A world-first ecological project team has employed Trimble technology as part of a push to rid an island environment of rodents.
Located about 600km east of the NSW coast, Lord Howe Island’s isolation and its varied landscape are home to many unique and endemic species.
This includes 241 species of indigenous plants, almost 50% of which are found nowhere else in the world; 207 species of bird, including the endangered Lord Howe Island Woodhen; and 1,600 terrestrial insect species, including the world’s rarest insect, the Lord Howe Island phasmid.
The presence of exotic rodents on islands is one of the greatest causes of species extinction in the world.
Rats have already been implicated in the extinction of five endemic bird species, at least 13 species of endemic invertebrates, and two plant species on the island.
Rodents are also a recognised threat to at least 13 other bird species, two reptiles, 51 plant species, 12 vegetation communities and seven species of threatened invertebrates on the island.
Trimble GNSS technology was used during the implementation of a rodent baiting program which was part of the LHIB’s Protecting Paradise Program, an island-wide, holistic ecological restoration program.
The simple requirement was to find the best GNSS available that could integrate with LHIB’s field mapping software to lay out bait stations in a precise 10m x 10m grid across specific areas on the island, mainly in habituated areas.
As well, GNSS was required for hand spreading baits in buffer zones between settled areas of the island and mountainous areas, which had been aerial baited.
A number of GNSS options were trialled and with the tree and other foliage canopy being substantial in much of the target area, many of the trialled GNSS weren’t up to the task, in particular in relaying data to the phones being used for data capture.
The best equipped tool was the Trimble R10.
Twenty R10 rovers, receiving corrections broadcasted from an R10 base station and TDL450 repeater were the backbone of the solution.
Android devices were used as handheld controllers with Trimble GNSS Status software installed.
GNSS Status was using the R10 rover as its location source and the Android devices Mock Locations was set to GNSS Status.
This setup effectively provided the Android devices running the LHIB’s mapping software with RTK precision.

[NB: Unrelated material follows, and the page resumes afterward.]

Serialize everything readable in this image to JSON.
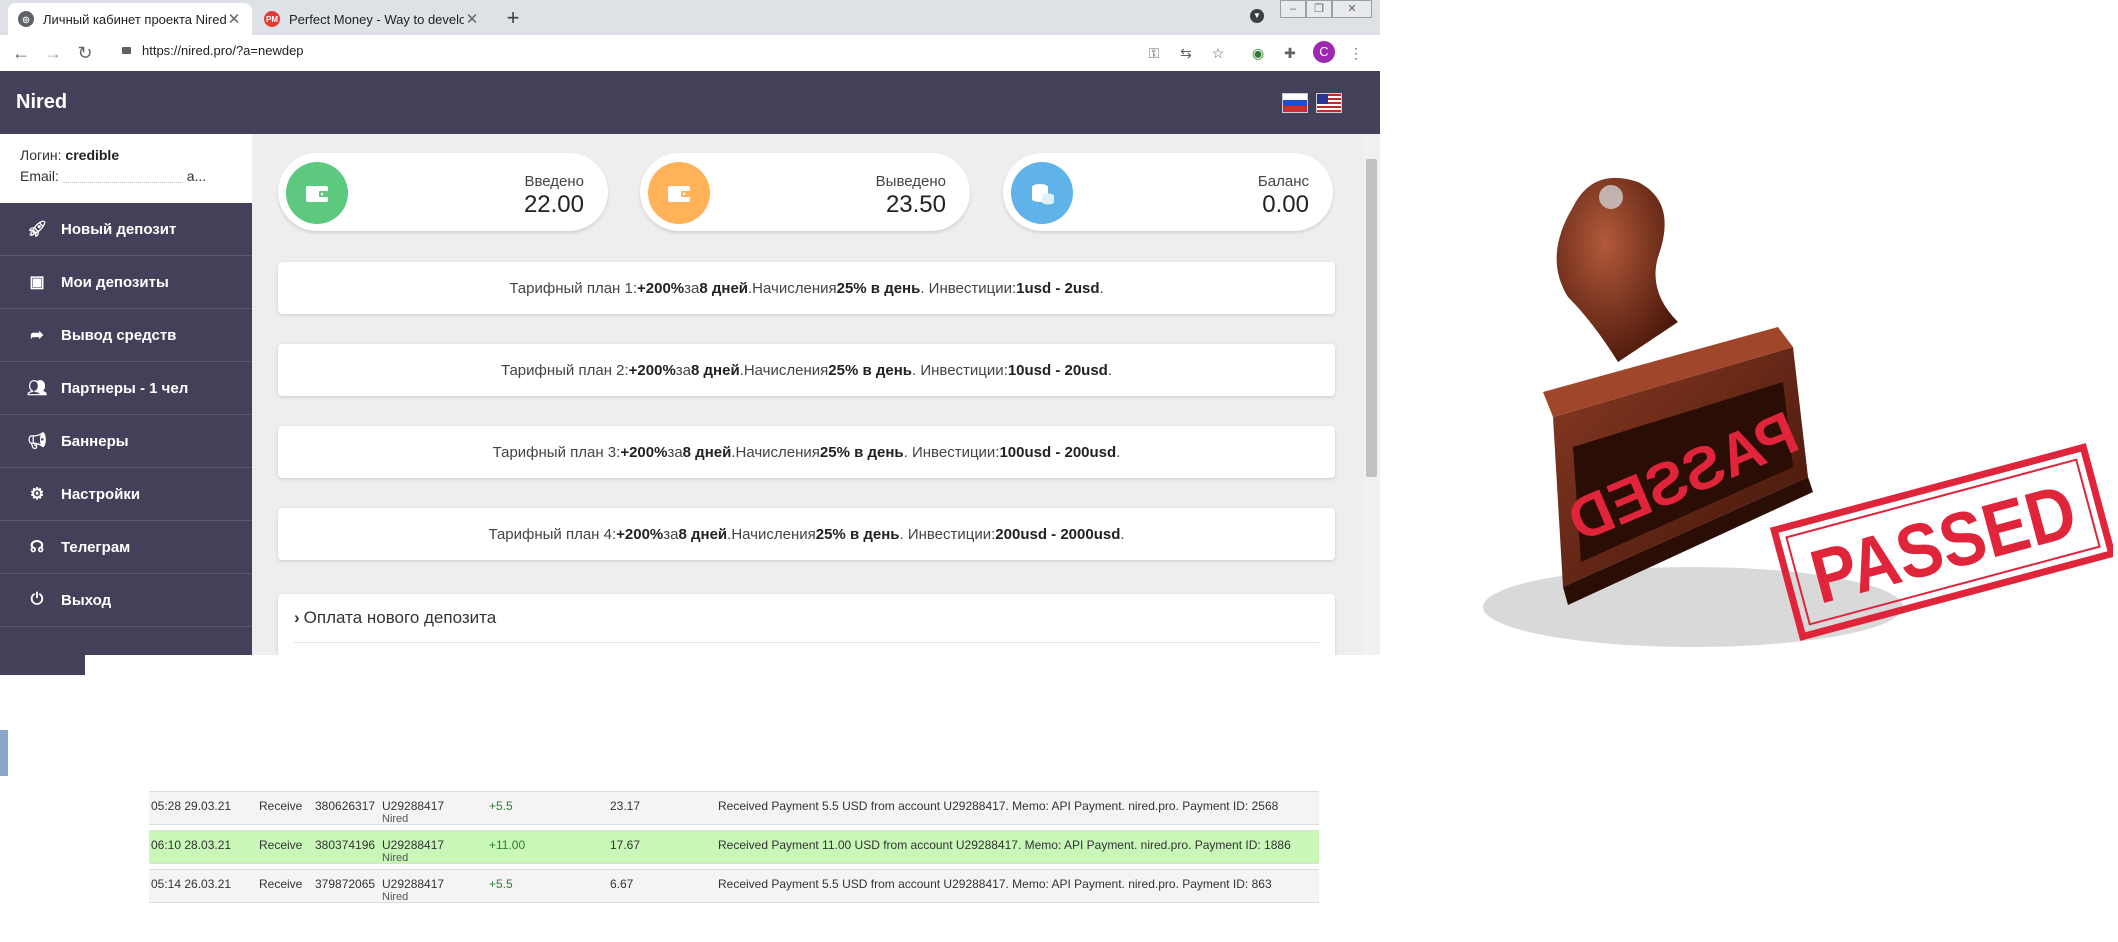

A simple stake out to the grid points to lay the baits in the correct location was field workflow.
Grant Harper, from Biodiversity Restoration Specialists, said for such a complex and large operation, accuracy and dependability was essential.
“This is the largest eradication program of its kind ever undertaken anywhere in the world,” he said.

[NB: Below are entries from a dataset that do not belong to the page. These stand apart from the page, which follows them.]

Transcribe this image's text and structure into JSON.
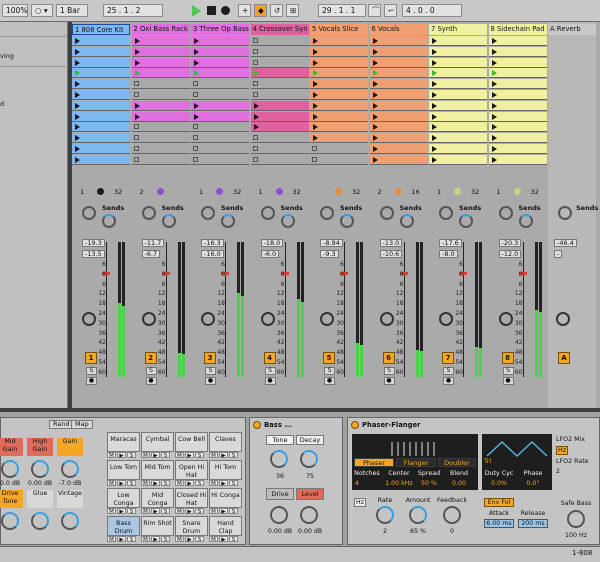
{
  "toolbar": {
    "zoom": "100%",
    "quantize": "1 Bar",
    "pos_bar": "25",
    "pos_beat": "1",
    "pos_sixteenth": "2",
    "loop_bar": "29",
    "loop_beat": "1",
    "loop_sixteenth": "1",
    "length_bar": "4",
    "length_beat": "0",
    "length_sixteenth": "0"
  },
  "browser": {
    "items": [
      "ving",
      "d"
    ]
  },
  "tracks": [
    {
      "name": "1 808 Core Kit",
      "color": "#7db8f0",
      "selected": true,
      "clips": [
        1,
        1,
        1,
        1,
        1,
        1,
        1,
        1,
        1,
        1,
        1,
        1
      ],
      "playing_row": 3,
      "status_a": "1",
      "status_b": "32",
      "dot_color": "#1a1a1a",
      "sends": "Sends",
      "vol": "-19.3",
      "peak": "-13.5",
      "meter": 0.55,
      "num": "1"
    },
    {
      "name": "2 Oxi Bass Rack",
      "color": "#e070e0",
      "selected": false,
      "clips": [
        1,
        1,
        1,
        1,
        0,
        0,
        1,
        1,
        0,
        0,
        0,
        0
      ],
      "playing_row": 3,
      "status_a": "2",
      "status_b": "",
      "dot_color": "#9050d0",
      "sends": "Sends",
      "vol": "-11.7",
      "peak": "-6.7",
      "meter": 0.18,
      "num": "2"
    },
    {
      "name": "3 Three Op Bass",
      "color": "#e070e0",
      "selected": false,
      "clips": [
        1,
        1,
        1,
        1,
        0,
        0,
        1,
        1,
        0,
        0,
        0,
        0
      ],
      "playing_row": 3,
      "status_a": "1",
      "status_b": "32",
      "dot_color": "#9050d0",
      "sends": "Sends",
      "vol": "-16.3",
      "peak": "-16.0",
      "meter": 0.62,
      "num": "3"
    },
    {
      "name": "4 Crossover Syn",
      "color": "#e060a0",
      "selected": false,
      "clips": [
        0,
        0,
        0,
        1,
        0,
        0,
        1,
        1,
        1,
        0,
        0,
        0
      ],
      "playing_row": 3,
      "status_a": "1",
      "status_b": "32",
      "dot_color": "#9050d0",
      "sends": "Sends",
      "vol": "-18.0",
      "peak": "-6.0",
      "meter": 0.58,
      "num": "4"
    },
    {
      "name": "5 Vocals Slice",
      "color": "#f0a070",
      "selected": false,
      "clips": [
        1,
        1,
        1,
        1,
        1,
        1,
        1,
        1,
        1,
        1,
        0,
        0
      ],
      "playing_row": 3,
      "status_a": "",
      "status_b": "32",
      "dot_color": "#e09040",
      "sends": "Sends",
      "vol": "-8.94",
      "peak": "-9.3",
      "meter": 0.25,
      "num": "5"
    },
    {
      "name": "6 Vocals",
      "color": "#f0a070",
      "selected": false,
      "clips": [
        1,
        1,
        1,
        1,
        1,
        1,
        1,
        1,
        1,
        1,
        1,
        1
      ],
      "playing_row": 3,
      "status_a": "2",
      "status_b": "16",
      "dot_color": "#e09040",
      "sends": "Sends",
      "vol": "-13.0",
      "peak": "-10.6",
      "meter": 0.2,
      "num": "6"
    },
    {
      "name": "7 Synth",
      "color": "#f0f0a0",
      "selected": false,
      "clips": [
        1,
        1,
        1,
        1,
        1,
        1,
        1,
        1,
        1,
        1,
        1,
        1
      ],
      "playing_row": 3,
      "status_a": "1",
      "status_b": "32",
      "dot_color": "#d0d080",
      "sends": "Sends",
      "vol": "-17.6",
      "peak": "-8.0",
      "meter": 0.22,
      "num": "7"
    },
    {
      "name": "8 Sidechain Pad",
      "color": "#f0f0a0",
      "selected": false,
      "clips": [
        1,
        1,
        1,
        1,
        1,
        1,
        1,
        1,
        1,
        1,
        1,
        1
      ],
      "playing_row": 3,
      "status_a": "1",
      "status_b": "32",
      "dot_color": "#d0d080",
      "sends": "Sends",
      "vol": "-20.3",
      "peak": "-12.0",
      "meter": 0.5,
      "num": "8"
    }
  ],
  "return_track": {
    "name": "A Reverb",
    "sends": "Sends",
    "vol": "-46.4",
    "peak": "-",
    "num": "A"
  },
  "fader_ticks": [
    "6",
    "0",
    "6",
    "12",
    "18",
    "24",
    "30",
    "36",
    "42",
    "48",
    "54",
    "60"
  ],
  "drum_rack": {
    "tabs": [
      "Rand",
      "Map"
    ],
    "macro_labels": [
      [
        "Mid Gain",
        "High Gain",
        "Gain"
      ],
      [
        "Drive Tone",
        "Glue",
        "Vintage"
      ]
    ],
    "macro_values": [
      "0.0 dB",
      "0.00 dB",
      "-7.0 dB",
      "",
      "",
      ""
    ],
    "pads": [
      [
        "Maracas",
        "Cymbal",
        "Cow Bell",
        "Claves"
      ],
      [
        "Low Tom",
        "Mid Tom",
        "Open Hi Hat",
        "Hi Tom"
      ],
      [
        "Low Conga",
        "Mid Conga",
        "Closed Hi Hat",
        "Hi Conga"
      ],
      [
        "Bass Drum",
        "Rim Shot",
        "Snare Drum",
        "Hand Clap"
      ]
    ]
  },
  "bass_device": {
    "title": "Bass ...",
    "tone_label": "Tone",
    "decay_label": "Decay",
    "tone_value": "36",
    "decay_value": "75",
    "drive_label": "Drive",
    "level_label": "Level",
    "drive_value": "0.00 dB",
    "level_value": "0.00 dB"
  },
  "phaser": {
    "title": "Phaser-Flanger",
    "modes": [
      "Phaser",
      "Flanger",
      "Doubler"
    ],
    "notches_label": "Notches",
    "notches_value": "4",
    "center_label": "Center",
    "center_value": "1.00 kHz",
    "spread_label": "Spread",
    "spread_value": "50 %",
    "blend_label": "Blend",
    "blend_value": "0.00",
    "wave_label": "Tri",
    "duty_label": "Duty Cyc",
    "duty_value": "0.0%",
    "phase_label": "Phase",
    "phase_value": "0.0°",
    "lfo2_mix_label": "LFO2 Mix",
    "lfo2_rate_label": "LFO2 Rate",
    "lfo2_rate_value": "2",
    "hz_label": "Hz",
    "rate_label": "Rate",
    "rate_value": "2",
    "amount_label": "Amount",
    "amount_value": "65 %",
    "feedback_label": "Feedback",
    "feedback_value": "0",
    "env_fol_label": "Env Fol",
    "attack_label": "Attack",
    "attack_value": "6.00 ms",
    "release_label": "Release",
    "release_value": "200 ms",
    "safe_bass_label": "Safe Bass",
    "safe_bass_value": "100 Hz"
  },
  "status_bar": {
    "right_label": "1-808"
  }
}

“We needed to lay out around 19,000 bait stations plus about 6,000 hand broadcast points.
“We did a lot of trialling of equipment for this project and the Trimble gear stood out, particularly for its accuracy.
“It is a very complex site as it includes around 900 buildings of all sizes, so the accuracy was crucial.

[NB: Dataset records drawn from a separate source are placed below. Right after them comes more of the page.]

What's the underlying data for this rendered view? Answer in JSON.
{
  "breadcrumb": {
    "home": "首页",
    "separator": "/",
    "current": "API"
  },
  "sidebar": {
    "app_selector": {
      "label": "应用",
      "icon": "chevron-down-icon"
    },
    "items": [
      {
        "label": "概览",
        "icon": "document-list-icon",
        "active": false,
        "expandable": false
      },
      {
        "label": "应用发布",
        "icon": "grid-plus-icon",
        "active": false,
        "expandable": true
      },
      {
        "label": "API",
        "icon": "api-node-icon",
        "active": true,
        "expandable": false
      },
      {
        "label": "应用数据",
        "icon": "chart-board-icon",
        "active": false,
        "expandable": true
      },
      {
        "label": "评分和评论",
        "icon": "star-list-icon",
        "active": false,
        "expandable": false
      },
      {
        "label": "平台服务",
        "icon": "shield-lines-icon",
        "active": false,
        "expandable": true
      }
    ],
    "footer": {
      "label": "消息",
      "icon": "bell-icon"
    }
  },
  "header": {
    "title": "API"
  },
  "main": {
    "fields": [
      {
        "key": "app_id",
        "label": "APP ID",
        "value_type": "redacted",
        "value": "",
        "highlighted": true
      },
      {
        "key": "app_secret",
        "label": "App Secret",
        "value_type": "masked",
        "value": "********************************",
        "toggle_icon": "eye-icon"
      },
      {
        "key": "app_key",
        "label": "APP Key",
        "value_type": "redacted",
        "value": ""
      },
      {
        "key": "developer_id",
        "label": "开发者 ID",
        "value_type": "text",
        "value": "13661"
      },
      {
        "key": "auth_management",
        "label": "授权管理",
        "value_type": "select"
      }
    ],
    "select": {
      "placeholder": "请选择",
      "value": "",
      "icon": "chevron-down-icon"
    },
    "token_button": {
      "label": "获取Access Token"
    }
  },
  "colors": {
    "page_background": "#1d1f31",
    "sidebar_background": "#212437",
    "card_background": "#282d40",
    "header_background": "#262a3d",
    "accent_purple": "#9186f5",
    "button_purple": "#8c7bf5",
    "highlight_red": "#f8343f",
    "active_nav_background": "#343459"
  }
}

“As well, the team from UPG was very helpful and quickly understood what we needed to do with the R10 units.
“Nothing was too much trouble for them – it was a good experience.
“We used about 20 R10s and they pulled them from around Australia for us. Most projects would use one or two so to be able to provide that many was brilliant.”
Grant said that while the program was set to end in early November, it would be 12 months before its success of otherwise was known.
“We have to wait to see if any breeding happens post baiting,” he said.
“This kind of project is very binary – we either have or haven’t eradicated the rodents.”
At its core, the Protecting Paradise Program aims to support the removal of destructive invasive species, namely rodents and noxious weeds, while maintaining protection of threatened species by establishing a sustainable and robust bio security system to prevent the introduction and establishment of invasive species.
These programs complement significant achievements to date including the eradication of cats and pigs in the 1980’s, feral goats in 1999, and myrtle rust in 2018, a world-first.